FICHE QUESTION
13ème législature
Question N° : 25042  de  M.   Urvoas Jean-Jacques ( Socialiste, radical, citoyen et divers gauche - Finistère ) QE
Ministère interrogé :  Justice
Ministère attributaire :  Défense
Question publiée au JO le :  17/06/2008  page :  5024
Réponse publiée au JO le :  25/11/2008  page :  10180
Date de changement d'attribution :  05/08/2008
Rubrique :  anciens combattants et victimes de guerre
Tête d'analyse :  déportés
Analyse :  revendications. perspectives
Texte de la QUESTION : M. Jean-Jacques Urvoas attire l'attention de Mme la garde des sceaux, ministre de la justice, sur le combat mené devant les juridictions administratives par de nombreuses victimes de la déportation et leurs familles, afin que soit enfin reconnue la responsabilité de l'État dans les transferts vers les camps de transit et camps de concentration et d'extermination, notamment à partir de Drancy et Pithiviers.

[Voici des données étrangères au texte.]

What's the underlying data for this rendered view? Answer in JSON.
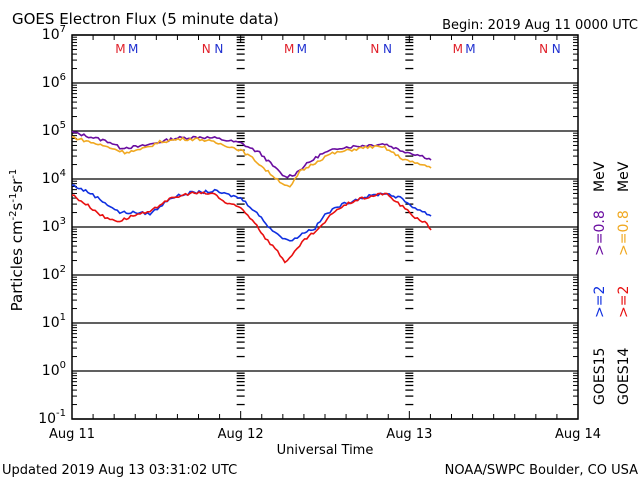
{
  "chart_data": {
    "type": "line",
    "title": "GOES Electron Flux (5 minute data)",
    "begin_label": "Begin: 2019 Aug 11 0000 UTC",
    "xlabel": "Universal Time",
    "ylabel": "Particles cm-2s-1sr-1",
    "ylabel_parts": {
      "base": "Particles cm",
      "e1": "-2",
      "s": "s",
      "e2": "-1",
      "sr": "sr",
      "e3": "-1"
    },
    "x_unit": "hours since 2019 Aug 11 00:00 UTC",
    "xlim": [
      0,
      72
    ],
    "ylim": [
      0.1,
      10000000
    ],
    "y_scale": "log",
    "y_ticks": [
      {
        "base": "10",
        "exp": "7",
        "value": 10000000.0
      },
      {
        "base": "10",
        "exp": "6",
        "value": 1000000.0
      },
      {
        "base": "10",
        "exp": "5",
        "value": 100000.0
      },
      {
        "base": "10",
        "exp": "4",
        "value": 10000.0
      },
      {
        "base": "10",
        "exp": "3",
        "value": 1000.0
      },
      {
        "base": "10",
        "exp": "2",
        "value": 100.0
      },
      {
        "base": "10",
        "exp": "1",
        "value": 10.0
      },
      {
        "base": "10",
        "exp": "0",
        "value": 1.0
      },
      {
        "base": "10",
        "exp": "-1",
        "value": 0.1
      }
    ],
    "x_ticks": [
      {
        "label": "Aug 11",
        "hour": 0
      },
      {
        "label": "Aug 12",
        "hour": 24
      },
      {
        "label": "Aug 13",
        "hour": 48
      },
      {
        "label": "Aug 14",
        "hour": 72
      }
    ],
    "threshold": {
      "value": 1000,
      "style": "dashed"
    },
    "markers": [
      {
        "label": "M",
        "color": "#e0202a",
        "hour": 6.9
      },
      {
        "label": "M",
        "color": "#2030d0",
        "hour": 8.7
      },
      {
        "label": "N",
        "color": "#e0202a",
        "hour": 19.1
      },
      {
        "label": "N",
        "color": "#2030d0",
        "hour": 20.9
      },
      {
        "label": "M",
        "color": "#e0202a",
        "hour": 30.9
      },
      {
        "label": "M",
        "color": "#2030d0",
        "hour": 32.7
      },
      {
        "label": "N",
        "color": "#e0202a",
        "hour": 43.1
      },
      {
        "label": "N",
        "color": "#2030d0",
        "hour": 44.9
      },
      {
        "label": "M",
        "color": "#e0202a",
        "hour": 54.9
      },
      {
        "label": "M",
        "color": "#2030d0",
        "hour": 56.7
      },
      {
        "label": "N",
        "color": "#e0202a",
        "hour": 67.1
      },
      {
        "label": "N",
        "color": "#2030d0",
        "hour": 68.9
      }
    ],
    "series": [
      {
        "name": "GOES15 >=0.8 MeV",
        "color": "#6a0da0",
        "points": [
          [
            0,
            95000.0
          ],
          [
            5.4,
            59000.0
          ],
          [
            6.8,
            45000.0
          ],
          [
            9.7,
            47000.0
          ],
          [
            12.5,
            59000.0
          ],
          [
            14.7,
            71000.0
          ],
          [
            18.2,
            75000.0
          ],
          [
            20.3,
            71000.0
          ],
          [
            24,
            56000.0
          ],
          [
            26.7,
            35000.0
          ],
          [
            28.9,
            17000.0
          ],
          [
            30.3,
            11000.0
          ],
          [
            31.7,
            12600.0
          ],
          [
            33.1,
            19000.0
          ],
          [
            35.3,
            32000.0
          ],
          [
            38.1,
            45000.0
          ],
          [
            41,
            49000.0
          ],
          [
            44.5,
            54000.0
          ],
          [
            46.7,
            40000.0
          ],
          [
            48.8,
            33000.0
          ],
          [
            50.2,
            29000.0
          ],
          [
            51.1,
            25000.0
          ]
        ]
      },
      {
        "name": "GOES14 >=0.8 MeV",
        "color": "#f0a820",
        "points": [
          [
            0,
            75000.0
          ],
          [
            5.4,
            45000.0
          ],
          [
            7.5,
            36000.0
          ],
          [
            9.7,
            40000.0
          ],
          [
            12.5,
            59000.0
          ],
          [
            15.4,
            68000.0
          ],
          [
            18.2,
            68000.0
          ],
          [
            21.8,
            51000.0
          ],
          [
            24,
            40000.0
          ],
          [
            26,
            25000.0
          ],
          [
            27.9,
            14000.0
          ],
          [
            29.9,
            8300.0
          ],
          [
            31,
            6500.0
          ],
          [
            32.4,
            14000.0
          ],
          [
            34.6,
            22000.0
          ],
          [
            36.7,
            33000.0
          ],
          [
            39.5,
            40000.0
          ],
          [
            42.4,
            47000.0
          ],
          [
            44.5,
            45000.0
          ],
          [
            46.7,
            28000.0
          ],
          [
            48.8,
            21000.0
          ],
          [
            50.2,
            19500.0
          ],
          [
            51.1,
            17000.0
          ]
        ]
      },
      {
        "name": "GOES15 >=2 MeV",
        "color": "#1030e0",
        "points": [
          [
            0,
            7500.0
          ],
          [
            2.6,
            5100.0
          ],
          [
            4.7,
            3200.0
          ],
          [
            6.8,
            2000.0
          ],
          [
            9,
            2000.0
          ],
          [
            11.1,
            1900.0
          ],
          [
            12.5,
            2600.0
          ],
          [
            13.9,
            4000.0
          ],
          [
            16.8,
            5100.0
          ],
          [
            20.3,
            5600.0
          ],
          [
            24,
            4000.0
          ],
          [
            26,
            2200.0
          ],
          [
            28.2,
            950.0
          ],
          [
            30.3,
            540.0
          ],
          [
            31.7,
            560.0
          ],
          [
            33.1,
            790.0
          ],
          [
            34.6,
            950.0
          ],
          [
            36,
            1800.0
          ],
          [
            38.1,
            2800.0
          ],
          [
            41,
            4000.0
          ],
          [
            44.5,
            5100.0
          ],
          [
            46.7,
            4000.0
          ],
          [
            48.8,
            2500.0
          ],
          [
            50.2,
            2000.0
          ],
          [
            51.1,
            1700.0
          ]
        ]
      },
      {
        "name": "GOES14 >=2 MeV",
        "color": "#e81010",
        "points": [
          [
            0,
            4700.0
          ],
          [
            2.6,
            2600.0
          ],
          [
            4.7,
            1550.0
          ],
          [
            6.8,
            1330.0
          ],
          [
            9,
            1800.0
          ],
          [
            11.1,
            2000.0
          ],
          [
            13.2,
            3500.0
          ],
          [
            16.8,
            5100.0
          ],
          [
            20.3,
            4900.0
          ],
          [
            21.8,
            3200.0
          ],
          [
            24,
            2500.0
          ],
          [
            26,
            1260.0
          ],
          [
            27.5,
            590.0
          ],
          [
            28.9,
            360.0
          ],
          [
            30.3,
            190.0
          ],
          [
            31.3,
            250.0
          ],
          [
            33.1,
            540.0
          ],
          [
            35.3,
            950.0
          ],
          [
            37.4,
            2200.0
          ],
          [
            40.3,
            3600.0
          ],
          [
            44.5,
            5100.0
          ],
          [
            46.7,
            2900.0
          ],
          [
            48.8,
            1600.0
          ],
          [
            50.2,
            1260.0
          ],
          [
            51.1,
            870.0
          ]
        ]
      }
    ],
    "legend": {
      "placement": "right",
      "columns": [
        {
          "satellite": "GOES15",
          "e2_label": ">=2",
          "e2_color": "#1030e0",
          "e08_label": ">=0.8",
          "e08_color": "#6a0da0",
          "unit": "MeV"
        },
        {
          "satellite": "GOES14",
          "e2_label": ">=2",
          "e2_color": "#e81010",
          "e08_label": ">=0.8",
          "e08_color": "#f0a820",
          "unit": "MeV"
        }
      ]
    },
    "grid": true
  },
  "footer": {
    "updated": "Updated 2019 Aug 13 03:31:02 UTC",
    "source": "NOAA/SWPC Boulder, CO USA"
  }
}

M. le Président de la République prétend s'inscrire en la matière dans la droite ligne de son prédécesseur qui, lors son allocution commémorative du 16 juillet 1995, avait admis la complicité des Français et de l'État français dans la folie meurtrière de l'occupant. La responsabilité de l'administration dans la mise en oeuvre de la politique nazie est donc largement admise aujourd'hui par nos dirigeants. Aussi, et alors même que les recours engagés revêtent un caractère principalement symbolique, il est incompréhensible que l'administration ait osé opposer aux demandes de réparation des victimes ou de leur famille, afin d'échapper à toute condamnation financière, l'exception de prescription quadriennale, sans même tenir compte de la question de l'engagement de la responsabilité étatique, qui n'est ni contestée ni contestable. Un tel comportement constitue un déshonneur pour la France et une nouvelle atteinte aux droits des victimes, juives notamment ; et ce, d'autant plus que l'imprescriptibilité des crimes contre l'humanité, tels que la déportation, fait partie intégrante de notre droit. La « dette imprescriptible » que nous avons à leur égard, soulignée par Jacques Chirac en 1995, ne peut dignement être balayée de la sorte. On ne peut à la fois évoquer en public, à l'instar du Président Nicolas Sarkozy lors du dîner annuel du CRIF le 13 février dernier, « les principes, valeurs et vertus dont la violation, par le passé, a fait vivre à notre pays ses pages les plus noires » et, devant la Justice, esquiver par un artifice de procédure la responsabilité historique de l'État. Il lui demande donc si le Gouvernement entend réellement se retrancher derrière cette règle procédurale qui ne peut, en l'espèce, être légitimement invoquée, ou si, au contraire, sa position est susceptible d'évoluer sur cette question particulièrement sensible.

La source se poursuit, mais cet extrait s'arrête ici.